Lender
- Financial Term Glossary
- Original Creditor
Original Creditor
Original creditor summary:
An original creditor is a company that gives a consumer a loan or line of credit.
It's common for original creditors to use their own collection department or a collection agency to get repaid.
The Fair Debt Collection Practices Act generally does not apply to original creditors that try to recoup their own debts.
Original Creditor Definition and Meaning
An original creditor is a lender that advances money or to you. If you fall behind on a debt, your original creditor might use a collection agency to get repaid. An original creditor might also sell your debt to a buyer. The Fair Debt Collection Practices Act generally does not apply to original creditors, but rather, debt collection companies.

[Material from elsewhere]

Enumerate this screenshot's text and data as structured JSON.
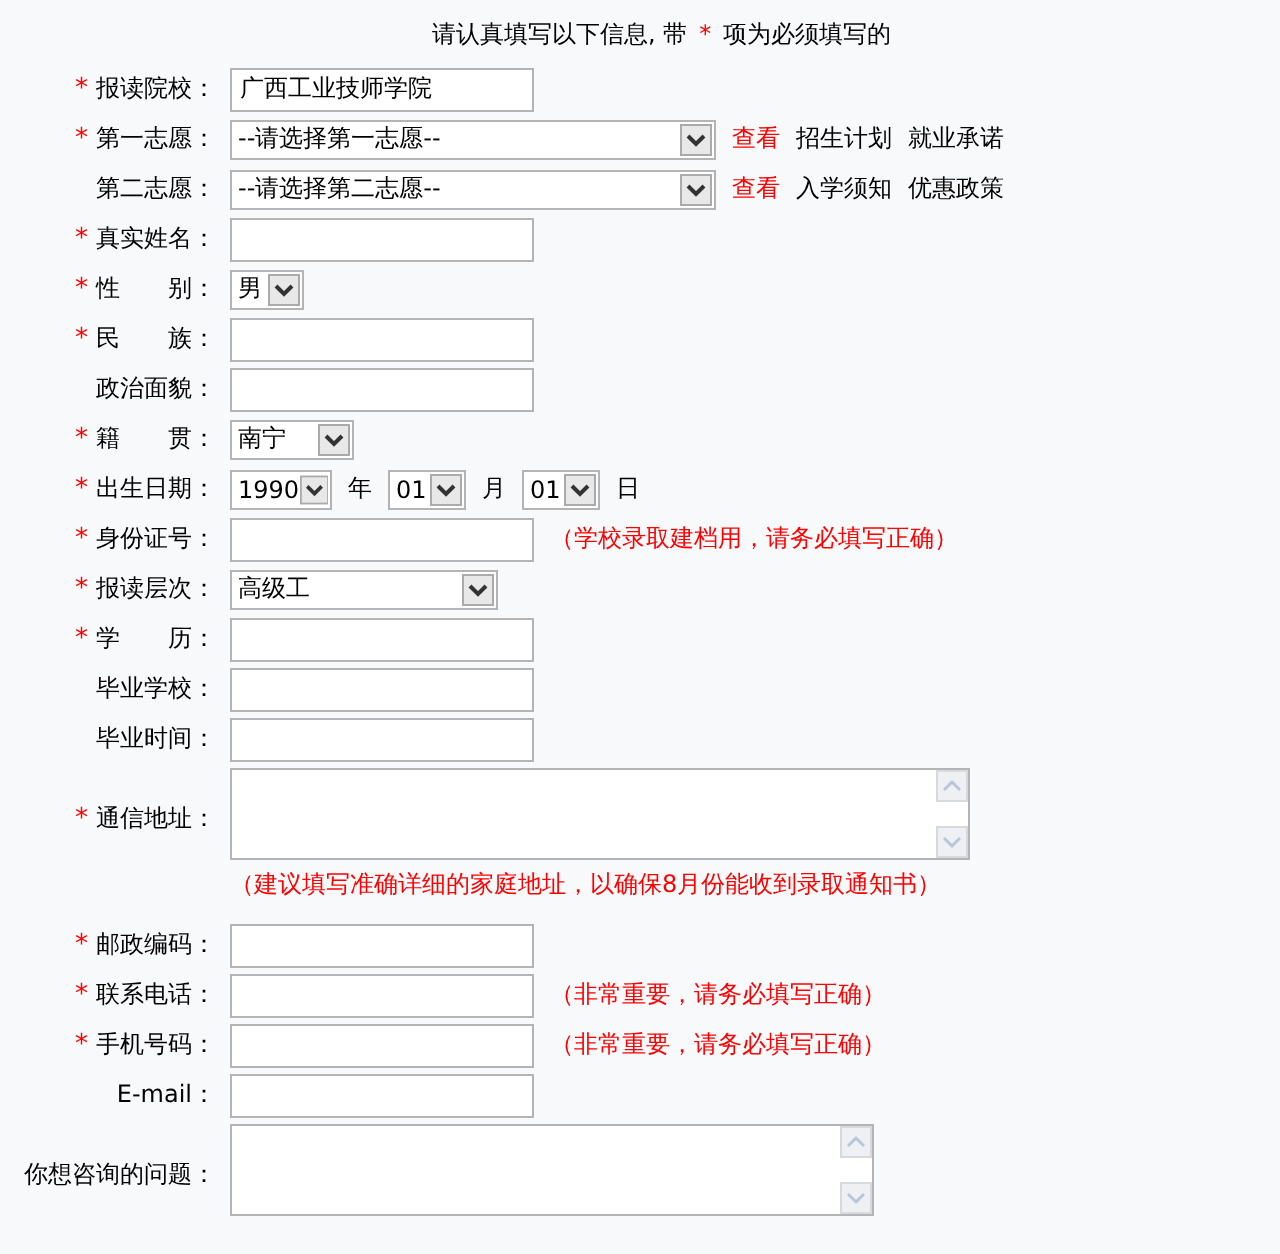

Types of Original Creditors
An original creditor is any company that loans you money in some shape or form. Original creditors can include:
Mortgage lenders
Auto loan lenders
Personal loan lenders
HELOC lenders
Credit card issuers
Stores, auto dealers, builders and others that advance credit in order to make a sale.
Comprehensive Breakdown of Original Creditors
An original creditor is any individual or company that extends a loan or line of credit. If you apply for a personal loan and receive funds from your local bank, for instance, that bank becomes your original creditor because you owe it that debt.
If you fall behind on a loan or credit card payments, your original creditors will probably contact you to get repaid. But eventually, an original creditor may turn your debt over to a collection agency to recoup the money. Or, it might choose to sell your debt to a buyer, transferring the right to collect your debt. At this point, you'll usually have to repay the collection agency or debt buyer, rather than your original creditor. A debt settlement company typically works with both original creditors and collection agencies to negotiate debts.
If you've ever had your debt turned over to a collection agency, you may have experienced frequent calls or messages trying to get you to pay. There are certain rules debt collectors have to follow under the Fair Debt Collection Practices Act (FDCPA). For example, they have to stop contacting you if you ask them to. However, the FDCPA does not apply to original creditors. In some states, though, original creditors must abide by laws that are similar to the FDCPA. And sometimes, an original creditor trying to collect a debt using a different business name may be subject to the FDCPA.
Original Creditor FAQs
What is the difference between an original creditor and a credit card debt buyer?
The original creditor is the individual or company you borrow money from, like your bank or credit card company. Original creditors typically try to contact you for several months once you start missing payments. If unsuccessful, they may take you to court, send your account to a collection agency, or sell your account at a discount to a debt buyer.
Debt buyers purchase past-due accounts and get to keep whatever they can collect from you.
Collection agencies can be hired to collect past due accounts for original creditors, or they may function as debt buyers.
Who does Freedom Debt Relief negotiate with to settle my debts?
We may negotiate, directly or through a representative, with a variety of different entities to settle your debts. These entities include the original creditor, a subsequent creditor, or any other entity that may hold a debt, including any of their agents, attorneys, or third-party collectors. The term "creditor" means any and all such entities with which we may negotiate, directly or through our representative, a settlement of your debts. Notwithstanding the foregoing, we make no representation about our ability to negotiate with any specific creditor entity and make no representation about whether any specific creditor entity will negotiate directly with us.
Can debt relief programs stop unwanted bill collector calls?
If you or a debt settlement company working for you negotiates a settlement with your creditor or debt collector, the calls should stop. However, debt settlement companies cannot guarantee that all collection calls will stop.
The FDCPA regulates collection agencies and many debt buyers. All you have to do to stop calls from these people is to write a cease-and-desist letter and send it to them. If they ignore the letter, you probably have the right to sue them.
However, the FDCPA does not apply to original creditors like your bank or credit card company. If you’re getting calls from the collection department of an original creditor, you can write them a cease-and-desist letter, and they might agree to stop contact. Some states like California have laws like the FDCPA that cover original creditors. But without a state law protecting you, original creditors can be much more aggressive than debt collectors.
Still, they can’t call any time they want, and they cannot be abusive. Laws that cover abuse by original creditors include the Truth in Lending Act, the Equal Credit Opportunity Act, the Fair Credit Reporting Act, as well as other federal and state Unfair or Deceptive Practices Acts.